I have installed and configured to connect to my LDAP server (Windows Server 2003/AD). When I was looking through the LDAP settings in the OpenFire interface, low and behold, I see my Admin password stored in plain text for everyone to see. Granted everyone that has admin access to the OpenFire interface, but still.
Any thoughts or plans to perhaps conceal or disguise the password with asterisks or something. It would be greatly appreciated. I am extremely impressed with the program overall and completely love and support opensource. Keep up the great work.
Use a regular user. It doesn’t have to be an administrator.
This has been reported a long time ago and is planned to be fixed in the next version of the server.
http://www.igniterealtime.org/issues/browse/JM-1456
I have tried a regular user, but it doesn’t seem to work when I do that. If I use an admin account, then it works.

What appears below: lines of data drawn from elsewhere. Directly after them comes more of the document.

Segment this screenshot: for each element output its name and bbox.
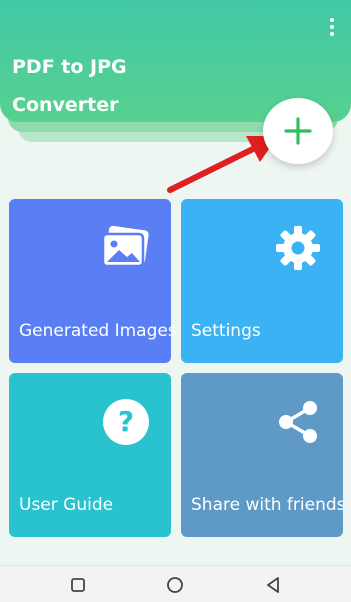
tile-user-guide[interactable]: ? User Guide <box>9 373 171 537</box>
tile-label: Share with friends <box>191 495 346 515</box>
image-icon <box>99 221 153 275</box>
plus-icon <box>284 117 312 145</box>
tile-label: User Guide <box>19 495 114 515</box>
tile-settings[interactable]: Settings <box>181 199 343 363</box>
tile-label: Settings <box>191 321 261 341</box>
back-icon[interactable] <box>263 575 283 595</box>
help-icon: ? <box>99 395 153 449</box>
tile-label: Generated Images <box>19 321 177 341</box>
gear-icon <box>271 221 325 275</box>
app-title: PDF to JPG Converter <box>12 56 127 116</box>
tile-share-with-friends[interactable]: Share with friends <box>181 373 346 537</box>
system-navigation-bar <box>0 565 351 602</box>
overflow-menu-icon[interactable] <box>329 18 335 36</box>
svg-text:?: ? <box>118 405 134 438</box>
add-pdf-button[interactable] <box>263 98 333 164</box>
recents-icon[interactable] <box>68 575 88 595</box>
tile-generated-images[interactable]: Generated Images <box>9 199 177 363</box>
annotation-arrow-icon <box>167 136 278 193</box>
share-icon <box>271 395 325 449</box>
home-icon[interactable] <box>165 575 185 595</box>
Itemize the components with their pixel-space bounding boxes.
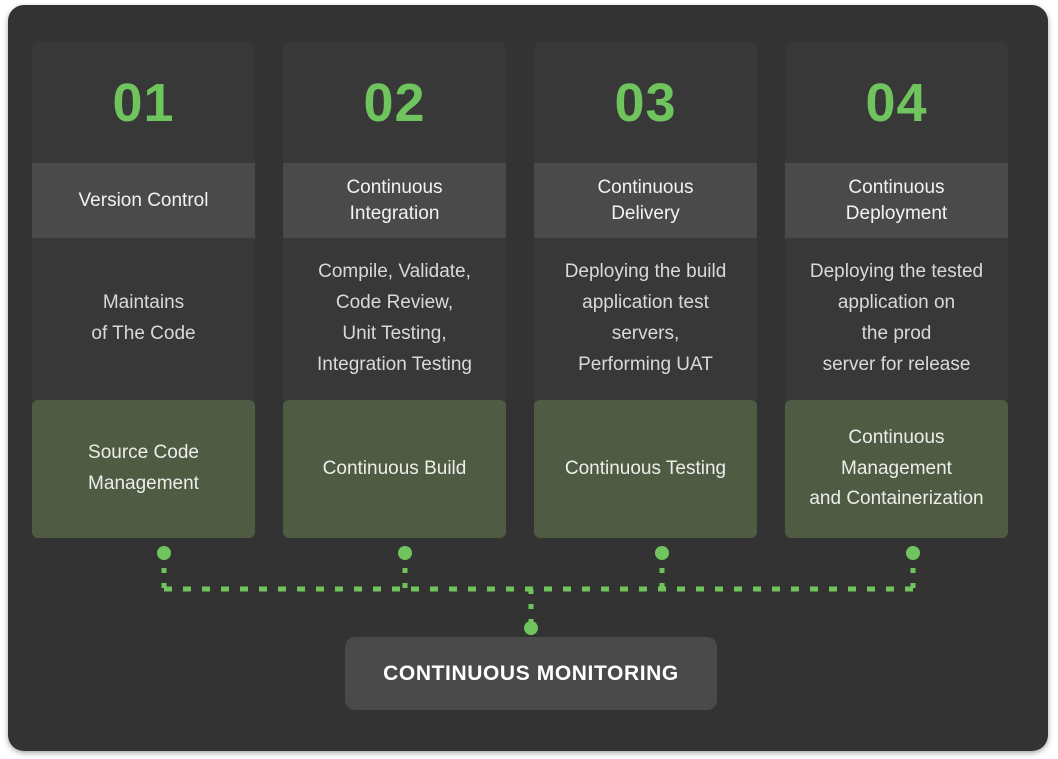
stage-title-2: Continuous Integration bbox=[283, 163, 506, 238]
stage-description-4: Deploying the tested application on the pr… bbox=[785, 238, 1008, 400]
stage-number-3: 03 bbox=[534, 42, 757, 163]
stage-number-4: 04 bbox=[785, 42, 1008, 163]
stage-description-2: Compile, Validate, Code Review, Unit Testi… bbox=[283, 238, 506, 400]
stage-card-4[interactable]: 04 Continuous Deployment Deploying the te… bbox=[785, 42, 1008, 538]
stage-tool-3: Continuous Testing bbox=[534, 400, 757, 538]
stage-description-1: Maintains of The Code bbox=[32, 238, 255, 400]
stage-description-3: Deploying the build application test serve… bbox=[534, 238, 757, 400]
stage-tool-1: Source Code Management bbox=[32, 400, 255, 538]
stage-card-1[interactable]: 01 Version Control Maintains of The Code … bbox=[32, 42, 255, 538]
stage-tool-4: Continuous Management and Containerization bbox=[785, 400, 1008, 538]
stage-title-1: Version Control bbox=[32, 163, 255, 238]
diagram-canvas: 01 Version Control Maintains of The Code … bbox=[0, 0, 1058, 759]
stage-card-2[interactable]: 02 Continuous Integration Compile, Valida… bbox=[283, 42, 506, 538]
pipeline-stage-row: 01 Version Control Maintains of The Code … bbox=[32, 42, 1008, 538]
stage-number-2: 02 bbox=[283, 42, 506, 163]
stage-title-4: Continuous Deployment bbox=[785, 163, 1008, 238]
stage-title-3: Continuous Delivery bbox=[534, 163, 757, 238]
stage-number-1: 01 bbox=[32, 42, 255, 163]
stage-card-3[interactable]: 03 Continuous Delivery Deploying the buil… bbox=[534, 42, 757, 538]
stage-tool-2: Continuous Build bbox=[283, 400, 506, 538]
continuous-monitoring-bar[interactable]: CONTINUOUS MONITORING bbox=[345, 637, 717, 710]
continuous-monitoring-label: CONTINUOUS MONITORING bbox=[383, 661, 679, 685]
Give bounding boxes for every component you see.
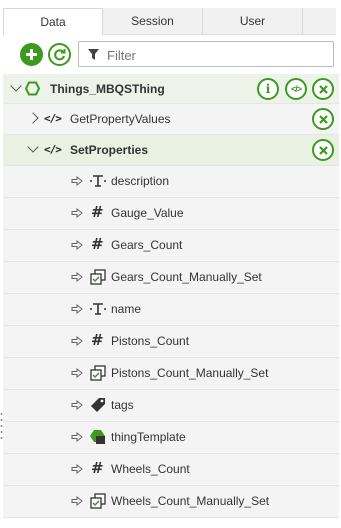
parameter-row[interactable]: Wheels_Count_Manually_Set <box>3 486 339 518</box>
tab-data[interactable]: Data <box>3 8 103 35</box>
boolean-type-icon <box>90 365 106 381</box>
remove-service-button[interactable] <box>312 108 334 130</box>
tree-service-getpropertyvalues[interactable]: </> GetPropertyValues <box>3 104 339 135</box>
filter-box <box>78 41 334 67</box>
arrow-right-icon <box>71 336 83 346</box>
code-icon: </> <box>290 84 302 94</box>
boolean-type-icon <box>90 493 106 509</box>
chevron-right-icon[interactable] <box>27 112 39 124</box>
parameter-label: Gears_Count <box>111 238 183 252</box>
tab-bar: Data Session User <box>3 8 336 35</box>
parameter-label: Gauge_Value <box>111 206 184 220</box>
arrow-right-icon <box>71 464 83 474</box>
remove-thing-button[interactable] <box>312 78 334 100</box>
code-icon: </> <box>44 143 62 156</box>
arrow-right-icon <box>71 208 83 218</box>
info-icon: i <box>265 82 271 96</box>
arrow-right-icon <box>71 272 83 282</box>
parameter-row[interactable]: description <box>3 166 339 198</box>
arrow-right-icon <box>71 496 83 506</box>
arrow-right-icon <box>71 176 83 186</box>
parameter-label: Gears_Count_Manually_Set <box>111 270 262 284</box>
parameter-row[interactable]: # Wheels_Count <box>3 454 339 486</box>
root-thing-label: Things_MBQSThing <box>50 82 165 96</box>
remove-service-button[interactable] <box>312 139 334 161</box>
code-view-button[interactable]: </> <box>285 78 307 100</box>
parameter-label: thingTemplate <box>111 430 186 444</box>
parameter-row[interactable]: # Pistons_Count <box>3 326 339 358</box>
parameter-row[interactable]: Pistons_Count_Manually_Set <box>3 358 339 390</box>
parameter-label: Wheels_Count_Manually_Set <box>111 494 270 508</box>
tree-root-thing[interactable]: Things_MBQSThing i </> <box>3 74 339 104</box>
tab-user[interactable]: User <box>203 8 303 34</box>
parameter-label: tags <box>111 398 134 412</box>
parameter-row[interactable]: # Gears_Count <box>3 230 339 262</box>
plus-circle-icon <box>26 49 37 60</box>
close-icon <box>318 114 328 124</box>
parameter-label: Pistons_Count_Manually_Set <box>111 366 269 380</box>
parameter-label: name <box>111 302 142 316</box>
hexagon-icon <box>25 81 40 96</box>
splitter-handle[interactable] <box>0 410 3 446</box>
chevron-down-icon[interactable] <box>27 141 39 153</box>
data-tree: Things_MBQSThing i </> </> GetPropertyVa… <box>3 74 339 518</box>
code-icon: </> <box>44 112 62 125</box>
text-type-icon <box>90 175 106 187</box>
arrow-right-icon <box>71 240 83 250</box>
number-type-icon: # <box>91 203 104 221</box>
refresh-circle-icon <box>54 49 66 61</box>
parameter-row[interactable]: # Gauge_Value <box>3 198 339 230</box>
number-type-icon: # <box>91 331 104 349</box>
arrow-right-icon <box>71 304 83 314</box>
tag-icon <box>91 398 105 412</box>
service-label: SetProperties <box>70 143 149 157</box>
boolean-type-icon <box>90 269 106 285</box>
toolbar <box>0 38 341 72</box>
refresh-button[interactable] <box>48 43 71 66</box>
funnel-icon <box>88 49 99 60</box>
thing-template-icon <box>90 430 105 444</box>
parameter-row[interactable]: thingTemplate <box>3 422 339 454</box>
arrow-right-icon <box>71 400 83 410</box>
number-type-icon: # <box>91 459 104 477</box>
parameter-label: Wheels_Count <box>111 462 190 476</box>
info-button[interactable]: i <box>257 78 279 100</box>
parameter-label: description <box>111 174 170 188</box>
close-icon <box>318 84 328 94</box>
tab-session[interactable]: Session <box>103 8 203 34</box>
parameter-label: Pistons_Count <box>111 334 190 348</box>
add-button[interactable] <box>20 43 43 66</box>
parameter-row[interactable]: name <box>3 294 339 326</box>
number-type-icon: # <box>91 235 104 253</box>
filter-input[interactable] <box>105 44 329 66</box>
parameter-row[interactable]: Gears_Count_Manually_Set <box>3 262 339 294</box>
tree-service-setproperties[interactable]: </> SetProperties <box>3 135 339 166</box>
chevron-down-icon[interactable] <box>10 80 22 92</box>
text-type-icon <box>90 303 106 315</box>
arrow-right-icon <box>71 368 83 378</box>
service-label: GetPropertyValues <box>70 112 171 126</box>
arrow-right-icon <box>71 432 83 442</box>
close-icon <box>318 145 328 155</box>
parameter-row[interactable]: tags <box>3 390 339 422</box>
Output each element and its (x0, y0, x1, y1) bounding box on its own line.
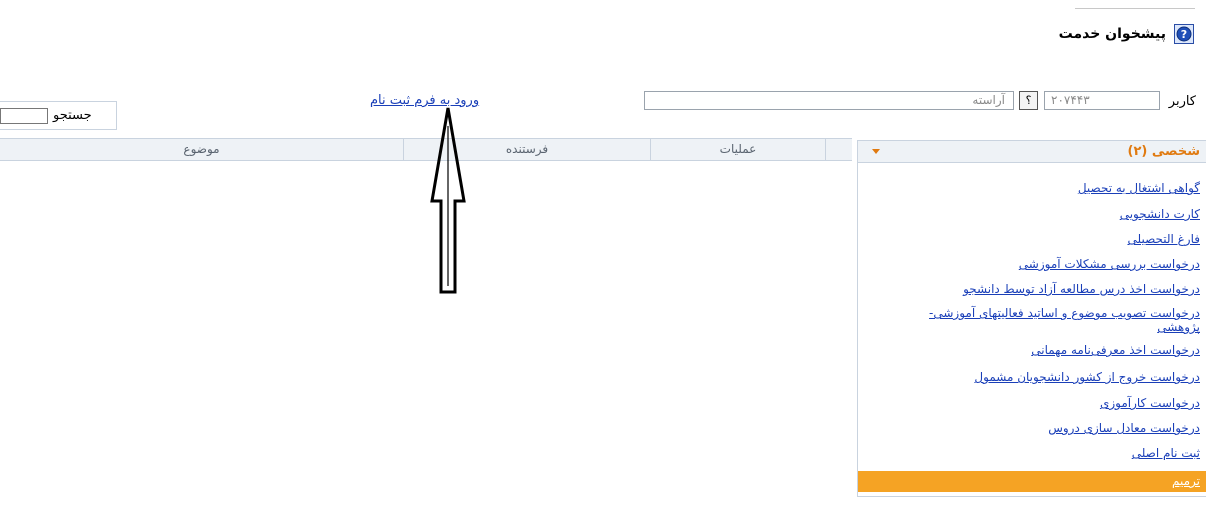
search-label: جستجو (53, 108, 92, 123)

It will work with a regular domain user that has read rights to LDAP.
This may be a dumb question, but where do I assign those permissions?
For AD I use the Active Directory Users and Computers MMC snap-in.
Should work out of the box if you are using Active Directory, regular user accounts have read rights unless someone has removed or modified the rights for “Authenticated Users” from the security settings on the organizational unit.
To my knowledge, I have not made any changes to the default AD settings. However, a regular user definitely does not work. If I make the user a member of the Account Operators group, then it works. If I make the user an Administrator, then it works. A regular user that is only a member of the Domain Users group does not work. When I have a regular user configured as the LDAP Admin, no one can logon using Spark and I am no longer able to logon to the admin console.